Vendita Italcementi, il comunicato di SEL Bergamo

Federazione Bergamo

Dopo il caso Telecom agli spagnoli e quello Pirelli ai cinesi, lo shopping di multinazionali estere sul sistema produttivo italiano colpisce anche la nostra provincia. Vedere la società Italcementi passare al gruppo tedesco HeidelbergCement rende macroscopico, come se ce ne fosse bisogno, il problema dell’assenza di politiche industriali nel nostro paese di cui anche questo governo pare disinteressarsi completamente.
Il segno delle riforme del governo Renzi continua ad essere quello della cancellazione dei diritti e delle tutele ai lavoratori: nessun passo è stato compiuto sulla vera riforma necessaria per l’Italia, quella della politica industriale. L’assenza strutturale e quotidiana del governo in materia è drammatica. Sempre più gruppi industriali, con la loro storia, le loro capacità specifiche, la professionalità dei loro lavoratori avranno un futuro che non sarà a gestione italiana. Senza scadere nel nazionalismo ad oltranza, si pone il drammatico problema se ci possiamo permettere un tessuto produttivo manifatturiero che ha i livelli decisionali fuori dai nostri confini.

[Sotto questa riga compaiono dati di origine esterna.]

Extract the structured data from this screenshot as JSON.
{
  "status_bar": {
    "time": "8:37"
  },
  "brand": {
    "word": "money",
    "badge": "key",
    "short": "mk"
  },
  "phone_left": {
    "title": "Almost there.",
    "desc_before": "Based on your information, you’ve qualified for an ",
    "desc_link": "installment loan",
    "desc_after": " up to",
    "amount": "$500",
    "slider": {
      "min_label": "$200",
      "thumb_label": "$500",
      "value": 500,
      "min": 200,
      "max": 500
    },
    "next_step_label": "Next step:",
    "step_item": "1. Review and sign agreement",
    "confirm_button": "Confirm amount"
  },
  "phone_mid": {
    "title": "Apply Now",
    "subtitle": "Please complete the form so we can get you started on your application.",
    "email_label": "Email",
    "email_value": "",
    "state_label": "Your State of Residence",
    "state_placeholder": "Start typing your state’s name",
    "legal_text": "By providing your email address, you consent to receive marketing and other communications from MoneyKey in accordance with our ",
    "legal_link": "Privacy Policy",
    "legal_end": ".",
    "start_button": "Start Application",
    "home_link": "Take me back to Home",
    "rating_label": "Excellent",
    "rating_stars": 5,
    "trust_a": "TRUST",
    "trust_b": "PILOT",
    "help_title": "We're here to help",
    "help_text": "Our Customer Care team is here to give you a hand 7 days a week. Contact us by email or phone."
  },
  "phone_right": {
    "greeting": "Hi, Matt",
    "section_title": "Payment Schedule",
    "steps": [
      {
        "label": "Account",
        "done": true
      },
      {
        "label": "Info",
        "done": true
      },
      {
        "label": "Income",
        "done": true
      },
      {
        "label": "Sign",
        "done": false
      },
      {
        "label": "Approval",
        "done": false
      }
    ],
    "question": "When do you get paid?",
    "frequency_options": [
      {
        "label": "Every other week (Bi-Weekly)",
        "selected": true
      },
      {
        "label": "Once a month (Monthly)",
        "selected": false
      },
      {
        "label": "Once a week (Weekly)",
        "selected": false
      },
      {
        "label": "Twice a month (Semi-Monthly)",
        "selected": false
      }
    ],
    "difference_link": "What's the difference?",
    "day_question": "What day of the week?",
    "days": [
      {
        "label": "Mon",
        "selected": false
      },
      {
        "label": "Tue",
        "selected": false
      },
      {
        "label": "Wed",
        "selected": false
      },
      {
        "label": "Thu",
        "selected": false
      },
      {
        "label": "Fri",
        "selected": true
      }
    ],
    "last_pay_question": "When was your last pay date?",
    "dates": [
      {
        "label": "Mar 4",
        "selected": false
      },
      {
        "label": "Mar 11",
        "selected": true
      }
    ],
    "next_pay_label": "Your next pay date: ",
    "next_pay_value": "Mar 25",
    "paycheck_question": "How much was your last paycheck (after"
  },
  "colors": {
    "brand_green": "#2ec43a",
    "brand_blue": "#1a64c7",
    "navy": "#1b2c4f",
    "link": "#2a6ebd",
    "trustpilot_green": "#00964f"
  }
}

Il gruppo Italcementi ha spostato il suo centro mondiale di ricerca a Bergamo (denominato Ilab al parco tecnologico del Km Rosso), ha investito e investe in ricerca e sviluppo, ha attuato un piano pesante di riorganizzazione a livello occupazionale e produttivo, ha avuto il suo centro decisionale nella città di Bergamo diventando il quinto produttore di cemento al mondo. Il ruolo svolto dal Ministero delle Attività produttive nella vicenda e l’attenzione sulle sorti di una realtà così importante per il Paese e per la nostra Provincia sono a dir poco imbarazzanti. Il governo Renzi si è distinto per la politica degli annunci e delle azioni simboliche (ad esempio la partecipazione all’inaugurazione dello stabilimento di Rezzato, a Brescia, del gruppo Italcementi) ma non è stato in grado di svolgere alcun ruolo di indirizzo e di pressione sul management e sull’azionariato di grandi gruppi industriali presenti in Italia.
La Federazione di Bergamo di SEL è vicina ai lavoratori del Gruppo Italcementi in queste ore di preoccupazione per il loro futuro occupazionale. SEL presenterà una interpellanza in Parlamento per chiedere al governo quali interventi possono essere resi fruibili per non disperdere il patrimonio di conoscenza tecnico-produttiva che il Gruppo Italcementi detiene.